Business travelers book out-of-policy because either they could not find a hotel close enough to their destination (37 percent), or found a better price or hotel within their per diem (37 percent). With this in mind, providing relevance in a travel program means surfacing a selection of hotel choices at the top of their online search results that are tailored to the needs of the business travelers. This can include location of hotels, as well as flexible booking options. Additionally, offering fair and competitive pricing eliminates the need to shop outside the company’s preferred booking channels.
“When it comes to hotels, we know that it’s not about searching, it’s about finding. That’s why we find ways to serve up the right choice for business travelers within the first few search results. And it works – 75 percent of Egencia travelers book one of the top seven hotel results and over half book from the top three,” said Andrew Dyer, VP Global Supply-Lodging at Egencia. “Travelers want an intuitive, cross-device experience with clear descriptions of what is included in the price. With this, they can feel confident that they are booking the right accommodations, which will in turn increase policy compliance.”

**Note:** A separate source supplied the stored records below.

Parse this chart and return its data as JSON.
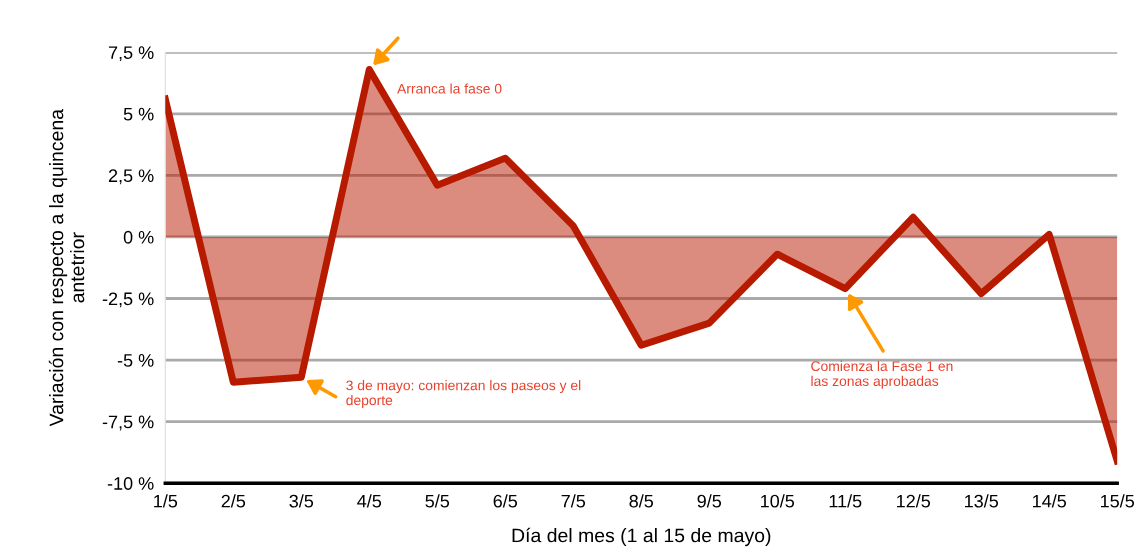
{
  "chart_data": {
    "type": "area",
    "xlabel": "Día del mes (1 al 15 de mayo)",
    "ylabel": "Variación con respecto a la quincena\nantetrior",
    "categories": [
      "1/5",
      "2/5",
      "3/5",
      "4/5",
      "5/5",
      "6/5",
      "7/5",
      "8/5",
      "9/5",
      "10/5",
      "11/5",
      "12/5",
      "13/5",
      "14/5",
      "15/5"
    ],
    "series": [
      {
        "color": "#b81a00",
        "values": [
          5.6,
          -5.9,
          -5.7,
          6.8,
          2.1,
          3.2,
          0.45,
          -4.4,
          -3.5,
          -0.7,
          -2.1,
          0.8,
          -2.3,
          0.1,
          -9.1
        ]
      }
    ],
    "ylim": [
      -10,
      7.5
    ],
    "yticks": [
      {
        "value": -10,
        "label": "-10 %"
      },
      {
        "value": -7.5,
        "label": "-7,5 %"
      },
      {
        "value": -5,
        "label": "-5 %"
      },
      {
        "value": -2.5,
        "label": "-2,5 %"
      },
      {
        "value": 0,
        "label": "0 %"
      },
      {
        "value": 2.5,
        "label": "2,5 %"
      },
      {
        "value": 5,
        "label": "5 %"
      },
      {
        "value": 7.5,
        "label": "7,5 %"
      }
    ],
    "grid": "y",
    "legend": false,
    "annotations": [
      {
        "text": "Arranca la fase 0",
        "x": "4/5",
        "y": 6.8
      },
      {
        "text": "3 de mayo: comienzan los paseos y el\ndeporte",
        "x": "3/5",
        "y": -5.7
      },
      {
        "text": "Comienza la Fase 1 en\nlas zonas aprobadas",
        "x": "11/5",
        "y": -2.1
      }
    ]
  }
}
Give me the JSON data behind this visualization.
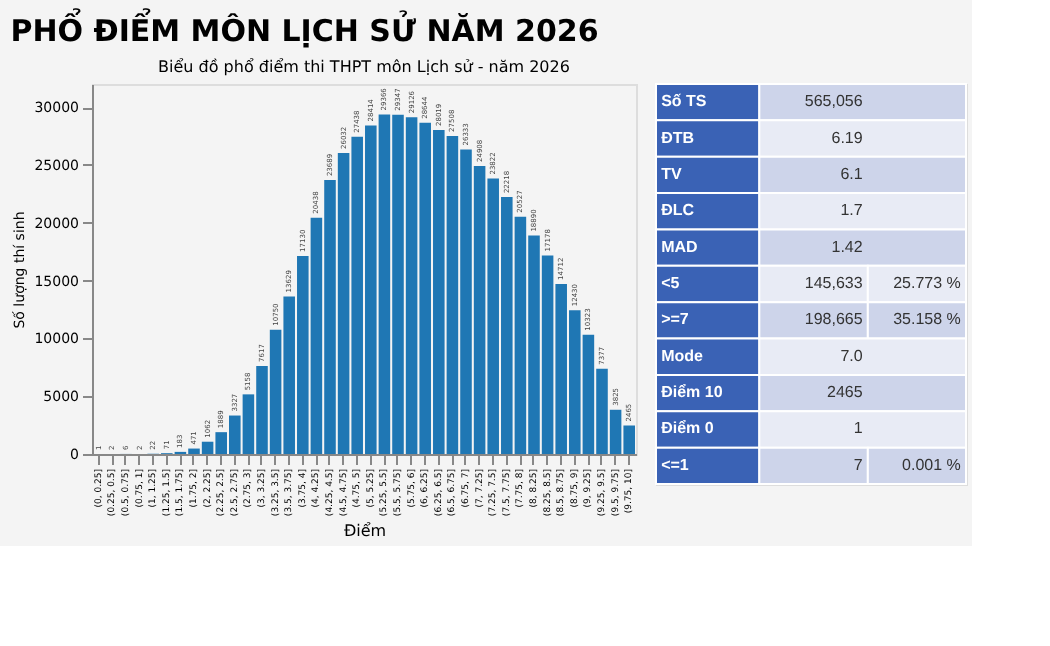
{
  "chart_data": [
    {
      "type": "bar",
      "title": "PHỔ ĐIỂM MÔN LỊCH SỬ NĂM 2026",
      "subtitle": "Biểu đồ phổ điểm thi THPT môn Lịch sử - năm 2026",
      "xlabel": "Điểm",
      "ylabel": "Số lượng thí sinh",
      "categories": [
        "(0, 0.25]",
        "(0.25, 0.5]",
        "(0.5, 0.75]",
        "(0.75, 1]",
        "(1, 1.25]",
        "(1.25, 1.5]",
        "(1.5, 1.75]",
        "(1.75, 2]",
        "(2, 2.25]",
        "(2.25, 2.5]",
        "(2.5, 2.75]",
        "(2.75, 3]",
        "(3, 3.25]",
        "(3.25, 3.5]",
        "(3.5, 3.75]",
        "(3.75, 4]",
        "(4, 4.25]",
        "(4.25, 4.5]",
        "(4.5, 4.75]",
        "(4.75, 5]",
        "(5, 5.25]",
        "(5.25, 5.5]",
        "(5.5, 5.75]",
        "(5.75, 6]",
        "(6, 6.25]",
        "(6.25, 6.5]",
        "(6.5, 6.75]",
        "(6.75, 7]",
        "(7, 7.25]",
        "(7.25, 7.5]",
        "(7.5, 7.75]",
        "(7.75, 8]",
        "(8, 8.25]",
        "(8.25, 8.5]",
        "(8.5, 8.75]",
        "(8.75, 9]",
        "(9, 9.25]",
        "(9.25, 9.5]",
        "(9.5, 9.75]",
        "(9.75, 10]"
      ],
      "values": [
        1,
        2,
        6,
        2,
        22,
        71,
        183,
        471,
        1062,
        1889,
        3327,
        5158,
        7617,
        10750,
        13629,
        17130,
        20438,
        23689,
        26032,
        27438,
        28414,
        29366,
        29347,
        29126,
        28644,
        28019,
        27508,
        26333,
        24908,
        23822,
        22218,
        20527,
        18890,
        17178,
        14712,
        12430,
        10323,
        7377,
        3825,
        2465
      ],
      "color": "#1f77b4",
      "data_labels": true,
      "ylim": [
        0,
        32000
      ],
      "yticks": [
        0,
        5000,
        10000,
        15000,
        20000,
        25000,
        30000
      ],
      "grid": false,
      "legend": false
    },
    {
      "type": "other",
      "y_categories": [
        "Số TS",
        "ĐTB",
        "TV",
        "ĐLC",
        "MAD",
        "<5",
        ">=7",
        "Mode",
        "Điểm 10",
        "Điểm 0",
        "<=1"
      ],
      "cell_labels": [
        [
          "565,056",
          null
        ],
        [
          "6.19",
          null
        ],
        [
          "6.1",
          null
        ],
        [
          "1.7",
          null
        ],
        [
          "1.42",
          null
        ],
        [
          "145,633",
          "25.773 %"
        ],
        [
          "198,665",
          "35.158 %"
        ],
        [
          "7.0",
          null
        ],
        [
          "2465",
          null
        ],
        [
          "1",
          null
        ],
        [
          "7",
          "0.001 %"
        ]
      ]
    }
  ]
}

According to the study, incentives for staying within policy vary by region, but globally, monetary rewards prove to be the most likely incentive to encourage travelers to book within their policy. Sixty-two percent of business travelers say that they would choose within policy if they receive a percentage of savings for booking below the cap, and an additional 60 percent would comply if they received funds they could apply to other travel options. While it’s widely discussed that U.S. travelers prioritize loyalty points, the Egencia study found that loyalty points are the second most likely reason business travelers would book within policy, which is an indicator that their priorities could be changing. U.S. travelers are also by far the most easily persuaded to book in-policy, compared to their international counterparts.
According to Egencia, when travelers book within policy, companies can protect the safety of their travelers and create cost efficiencies in the long-term. With increased adoption of policies and booking tools, travel managers can immediately locate travelers in an emergency, whether it is weather-related, geopolitical and/or a terrorism event, it said.. Access to immediate, accurate reports helps keep travelers safe wherever they are in the world. The concept of going rogue creates extra work for safety officers who must locate individual straying travelers in an emergency, and it calls for more time spent on collecting data streams from rogue bookings to consolidate into a comprehensive report, which leads to more spending overall.